岐阜県可児市の住宅団地「桜ケ丘ハイツ」隣接地では,未開発の二次林内に複数の湧水湿地(大森奥山湿地群)が残されていた。2017年,湿地群を含む山林で太陽光発電施設の建設計画が持ち上がると,自治連合会とまちづくり協議会は,可児市を通じて事業者との協議の場を設けた。湿地群の存在は,団地内でほぼ認知されていなかったが,協議項目として生活環境の保全とともに湿地群の保全が取り上げられ,最終的に湿地群の大部分が保全された。
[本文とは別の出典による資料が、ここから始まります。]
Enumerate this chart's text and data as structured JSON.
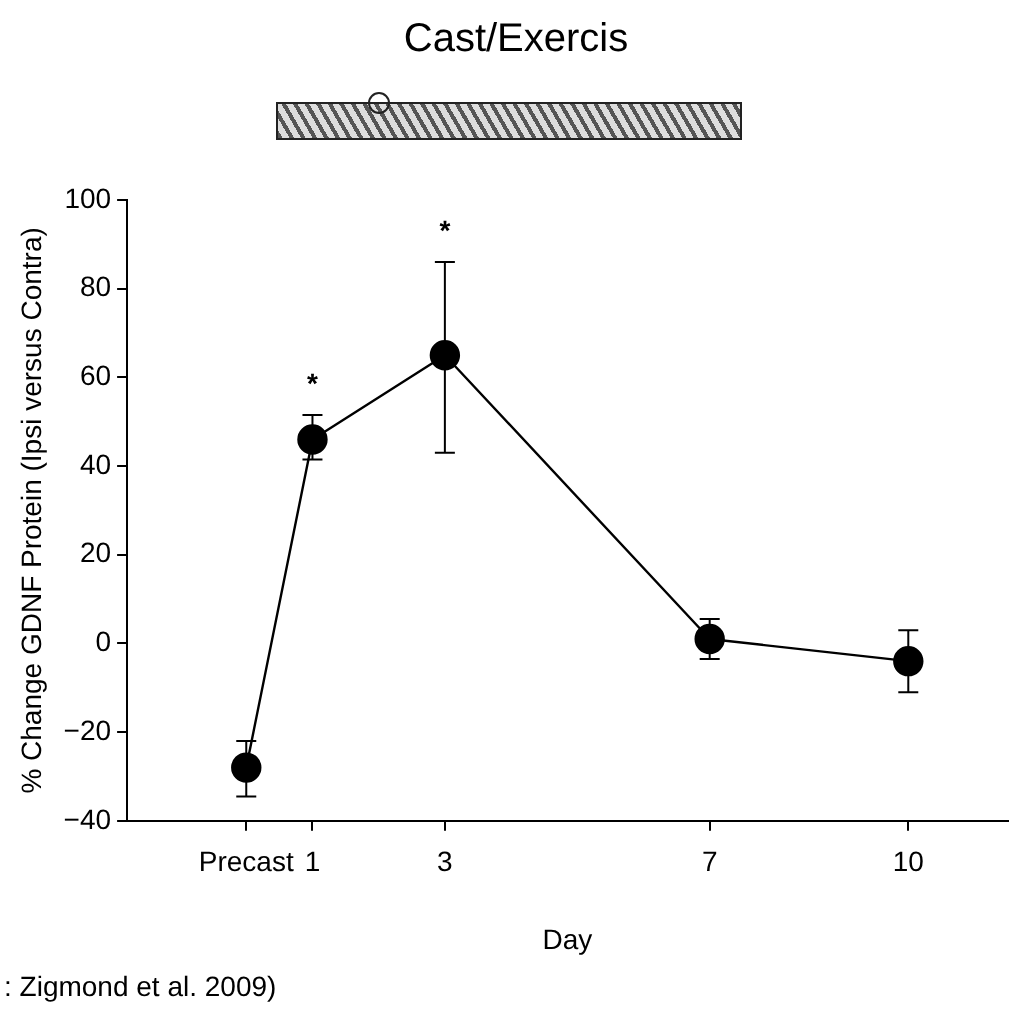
{
  "chart_data": {
    "type": "line",
    "title": "Cast/Exercis",
    "xlabel": "Day",
    "ylabel": "% Change GDNF Protein (Ipsi versus Contra)",
    "x": [
      0,
      1,
      3,
      7,
      10
    ],
    "series": [
      {
        "color": "#000000",
        "values": [
          -28,
          46,
          65,
          1,
          -4
        ],
        "errors": [
          [
            -34.5,
            -22
          ],
          [
            41.5,
            51.5
          ],
          [
            43,
            86
          ],
          [
            -3.5,
            5.5
          ],
          [
            -11,
            3
          ]
        ]
      }
    ],
    "xlim": [
      -1.8,
      11.5
    ],
    "xticks": [
      {
        "value": 0,
        "label": "Precast"
      },
      1,
      3,
      7,
      10
    ],
    "ylim": [
      -40,
      100
    ],
    "yticks": [
      -40,
      -20,
      0,
      20,
      40,
      60,
      80,
      100
    ],
    "grid": false,
    "legend": false,
    "marker": "circle",
    "line_style": "solid",
    "annotations": [
      {
        "text": "*",
        "x": 1,
        "y": 51.5
      },
      {
        "text": "*",
        "x": 3,
        "y": 86
      },
      ": Zigmond et al. 2009)"
    ]
  }
}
この過程で団地内に湿地群の認識が広がり,その後もまちづくり活動の一環としてその保全・活用が進められている。元来自然保護を掲げた団体ではなく,地域コミュニティが主導して,土地開発から湿地群の保全を導いた稀有な事例であることから,その背景を参与観察と聞き取りから検討した。
2.大森奥山湿地群の保全の経緯
太陽光発電施設計画に対して住民は当初,本来良好な住宅地とする場所にふさわしくないとして白紙撤回を求める署名活動を展開,複数団体が要望書を事業者に提出した。対して事業者は「合法かつ適正な事業」として開発申請を行い対立した。まちづくり協議会は,自治連合会と協働して本件に対応する専門委員会を設け,条例に基づく斡旋を市から受けて「4者協議会」を設置した。構成者は,専門委員会・事業者・学識経験者・市である。
21回に及んだこの協議会の中で,学識経験者から希少種を含む湿地位置や植生調査等の結果が示されると,事業者は湿地群の保全を図るべく計画の一部を変更した。さらに,造成斜面の外来牧草の吹付を中止するなど,湿地環境に配慮した工法が採用された。さらに,専門委員会は,工事中・後の環境変化を監視するため,水質・水量等のモニタリングを始めた。
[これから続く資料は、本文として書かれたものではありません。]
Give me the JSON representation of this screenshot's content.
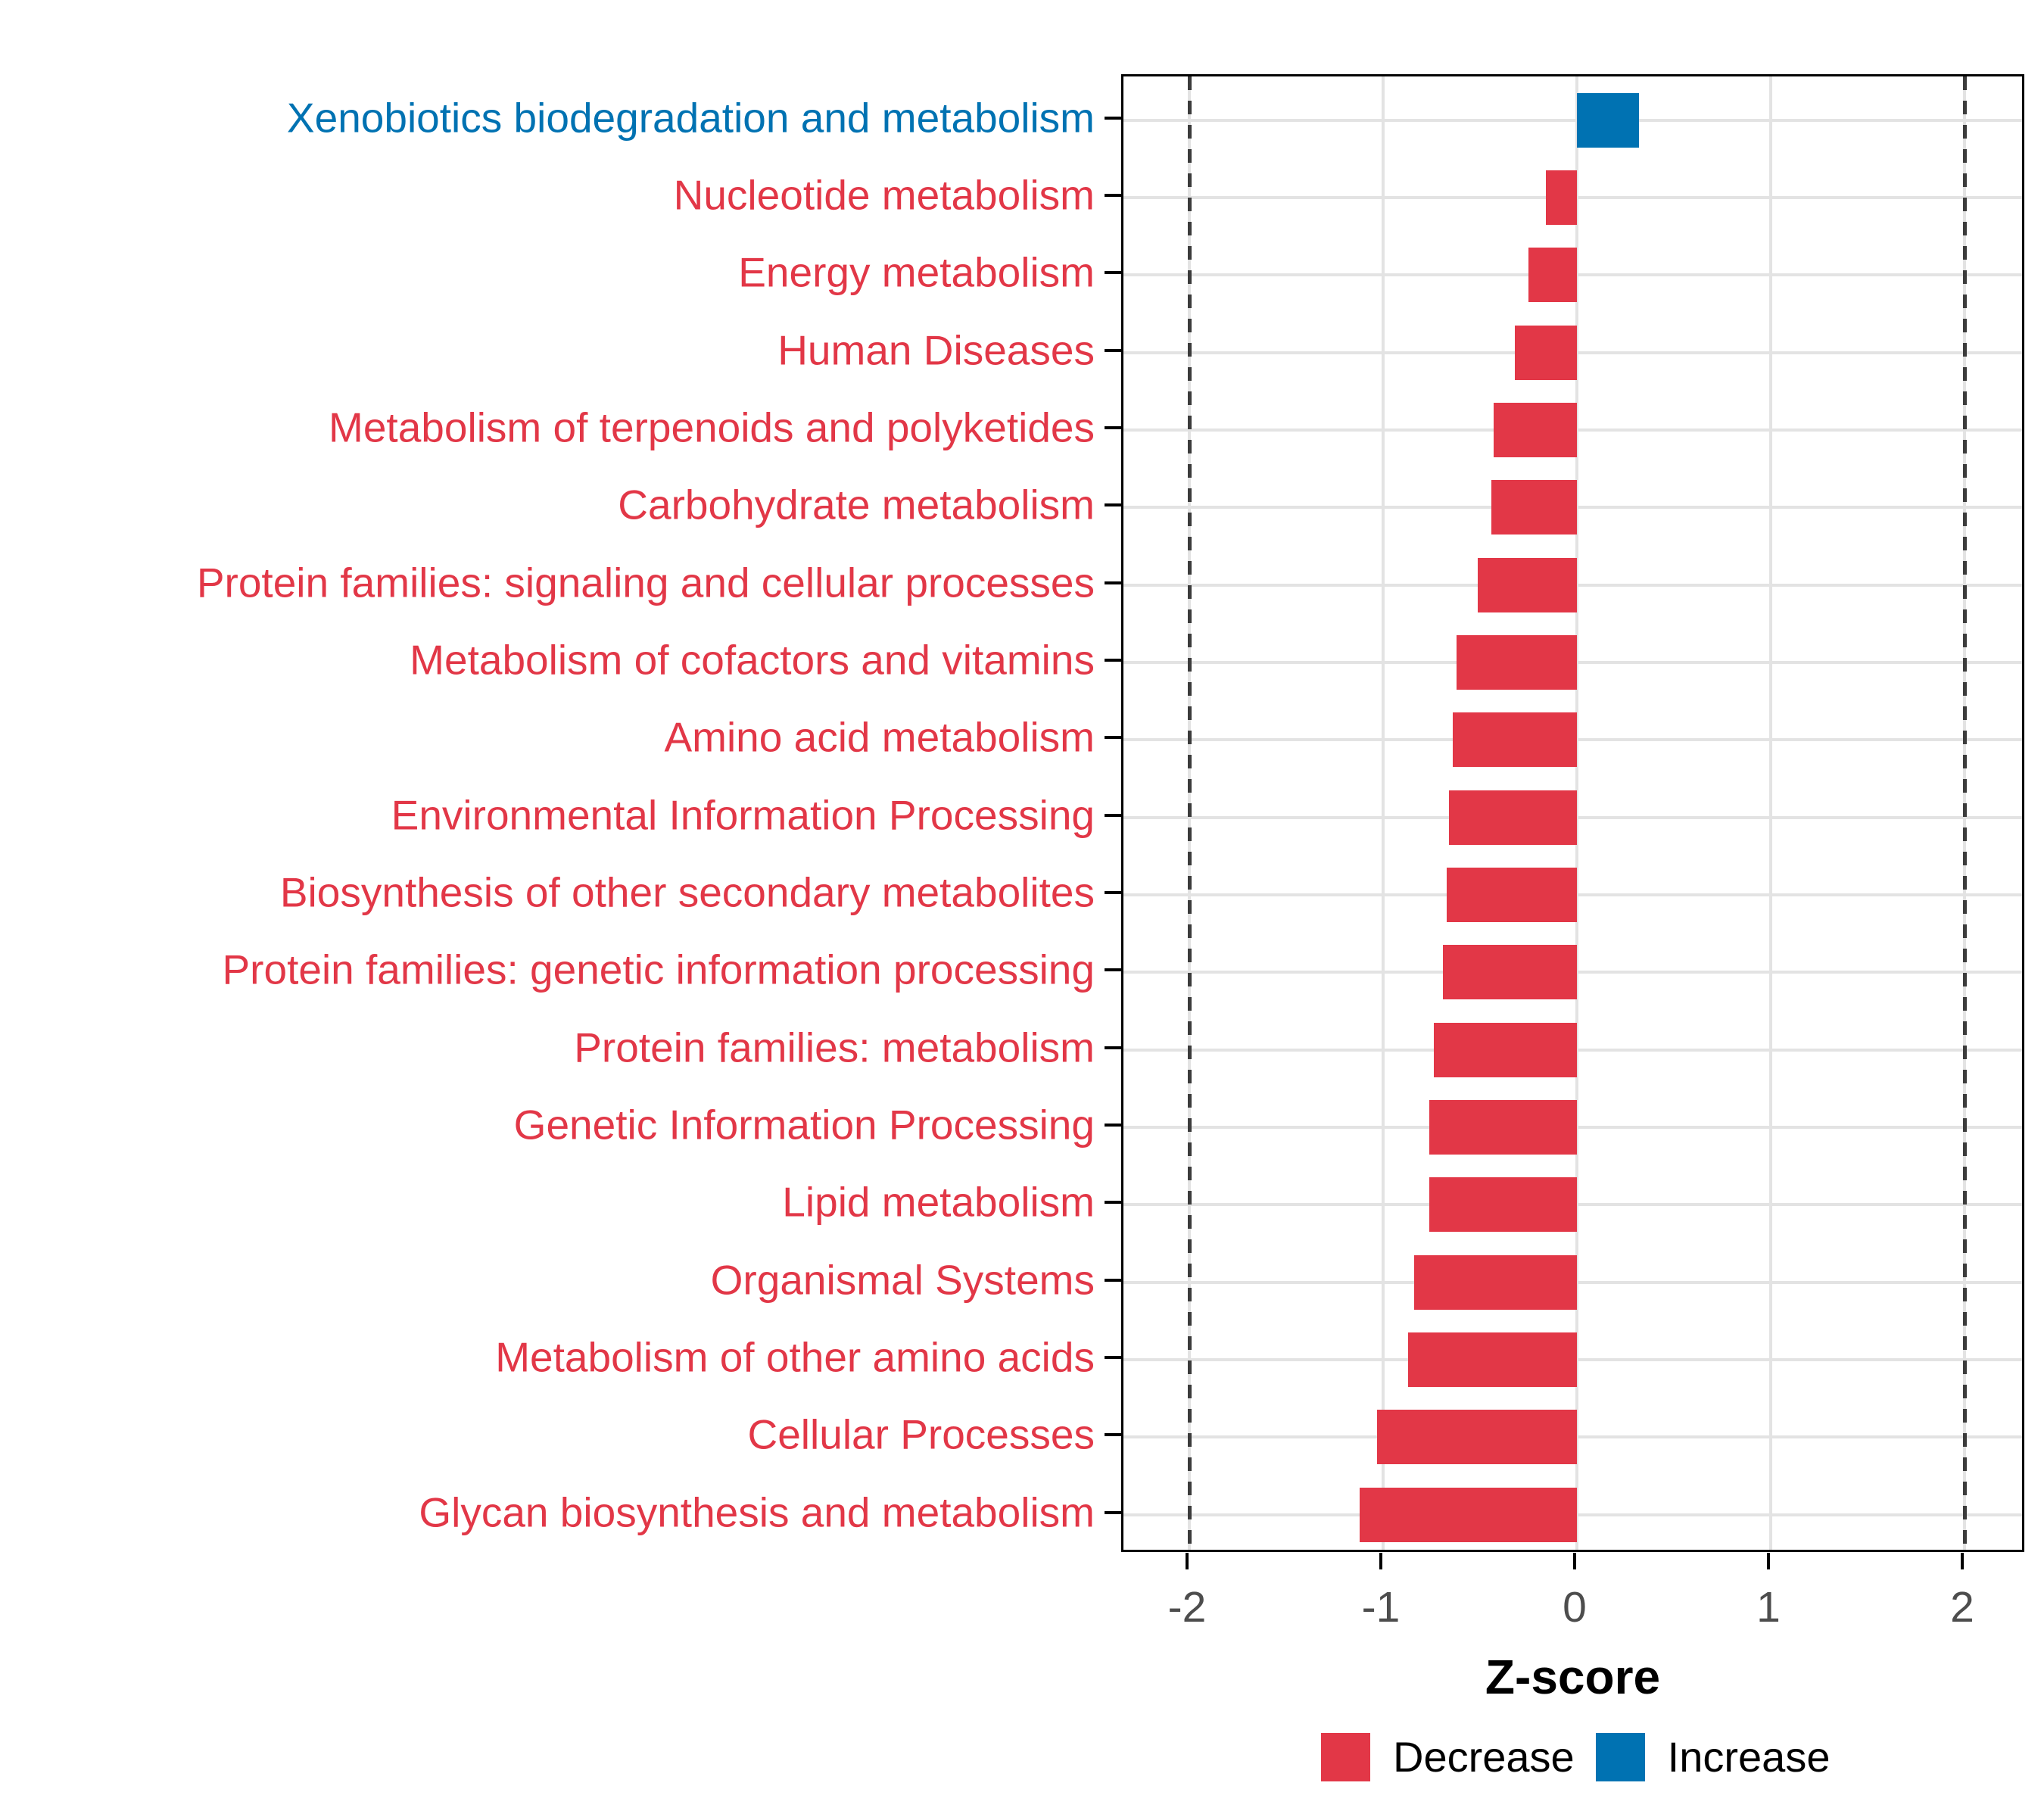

太陽光発電施設は2019年,完工し稼働を始めた。モニタリングはのちに発足した「大森奥山湿地群を守る会」に引き継がれた。会の活動は湿地の活用へも広がり,2024年現在,事業者の理解のもと近隣住民向けの観察会や,近隣の小・中学校の環境学習の場として活用されている。
3.地域コミュニティによる湿地群の保全が成功した背景
①まちづくりに高い意欲を持つ企業が開発した住宅団地であり,地域コミュニティが醸成されやすい環境があった。
②1990年代から住民による自主的なまちづくり活動があり,住民自治の経験が根付いていた。
③自治体が住民自治を担う団体を公認し,事業者と意見の相違があった場合の「あっせん」などの制度を整えていた。
④住民自治団体の役員が,自然環境についても関心を寄せており,地域コミュニティ内にある湿地の知識を有していた。
⑤住民自治団体の役員が,近隣の大学との関係を作っており,協議に参画した研究者により学術ベースの客観的議論ができた。
⑥在地の自然観察団体が湿地群を長らく観察・記録しており,報告書や公開講座などの形で,地域社会に情報を共有していた。